Pendant le weekend

Lucky, Gian Maria et Lino

C’est à Paris, vers le palais omnisports de Bercy, il y a là cette cinémathèque que je déteste autant que j’aime le cinéma.

On y projette (entre autres) des films de Francesco Rosi. C’est un homme qui parle français comme vous (?) ou moi, mais qui est napolitain comme sans y penser. Un peu comme Lino Ventura est italien (les pâtes à la sauce tomate dans « La Gifle » je crois) et qu’il prend l’autobus.

Une manière sans doute si consciente qu’on l’en oublie.

On passe ces films à la cinémathèque de Paris, une rétrospective.

Comment savoir pourquoi tels lieux, et pas tels autres ? Ce qui est assuré, c’est que ce n’est pas le type de l’institution qui me défrise (j’ai toujours aimé les cinémathèques et pas seulement parce que ça ressemble à cinématique, mécanique, les forces, les lois tensions). J’y vais, même, j’y vais j’aime les films, j’aime qu’on puisse les voir, que certains passent même à onze heures du matin, j’aime ça, le soleil qui se lève  à midi trente, on sort, il fait si beau, il fait si doux…
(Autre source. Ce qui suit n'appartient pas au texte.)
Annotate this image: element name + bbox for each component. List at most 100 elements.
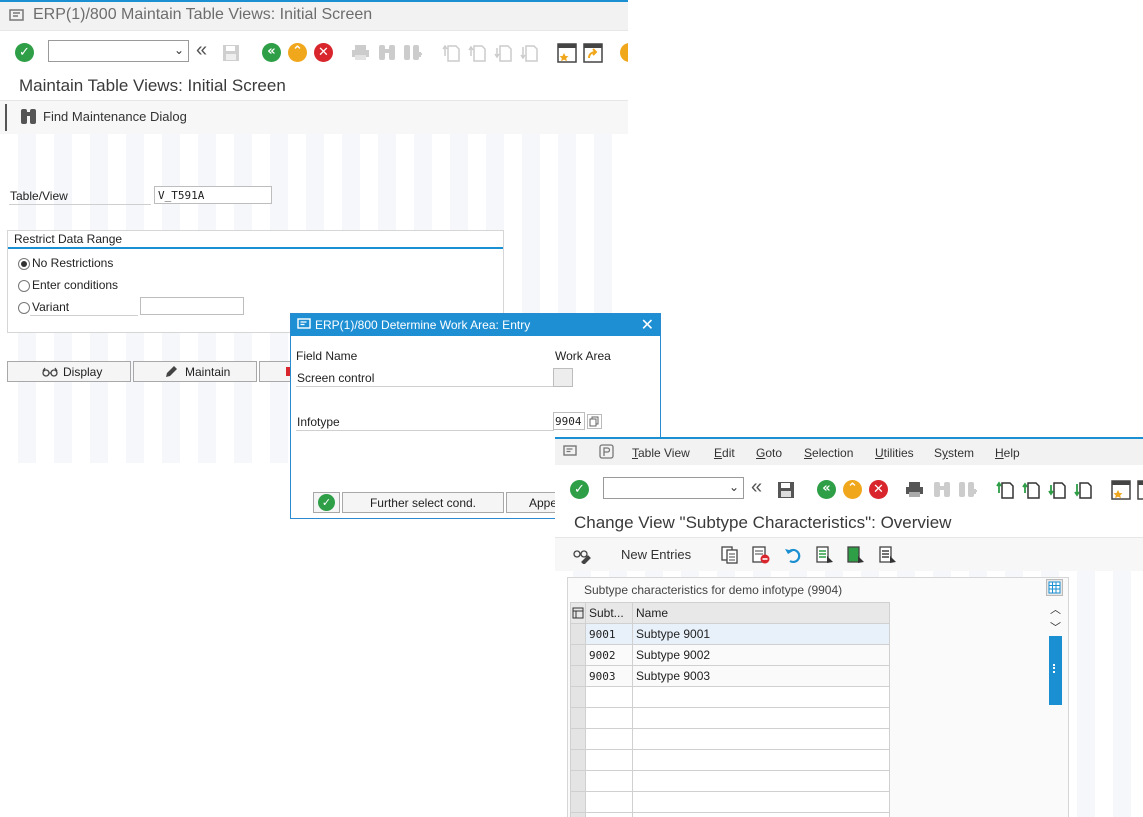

« Lucky Luciano » interprété par Mattei, Gian Maria Volonte, son petit chien noir

dans le creux du bras, son si doux sourire, l’un des hommes les plus cruels que le monde ait porté (peut-être), qui s’en va se laver les mains pendant qu’on tue d’une centaines de balles, celui qui vient de partager son repas… Lucky Luciano.

J’aime voir Charles Vanel qui lui regarde les momies.

Dans « Cadavres Exquis » (Cadaveri eccelenti, 1973) il y a un aréopage d’acteurs (les femmes, pour les napolitains, les maffieux, les hommes donc, sont peut-être quantité négligeable). Ils vénèrent  certainement leurs mères, mais à part ça… C’est un film de morts.

C’est un film où les hommes tombent parce que l’Etat en a décidé ainsi.

Probablement, le coiffeur qui ôte de toutes les photos son visage est-il assez coupable, assez fou,  assez désespéré pour tuer des juges qui le condamnèrent à tort…

Probablement n’en est-il pas ainsi de ce « paresseux » joué par Marcel Bozuffi.

Les voir ici, Max von Sydow, 

Alain Cuny,

Renato Salvatori (je ne l’ai pas capté) aux côtés de Lino Ventura, a eu quelque chose chez moi, comme le rappel de « Z » probablement, le rappel de « French Connection » pour Bozzu qui jouait aux côté de Popeye Gene Hackman, et « L’Epouvantail » qui vient, et d’autres films encore, ces moments-là, probablement.

Alors Rosi et Rod Steiger, « Main basse sur la ville », « l’Affaire Mattei » à nouveau, les acteurs, les morts et les villes…

Lucky Luciano qui meurt d’une crise cardiaque…



J’interromps mes billets pour une quinzaine.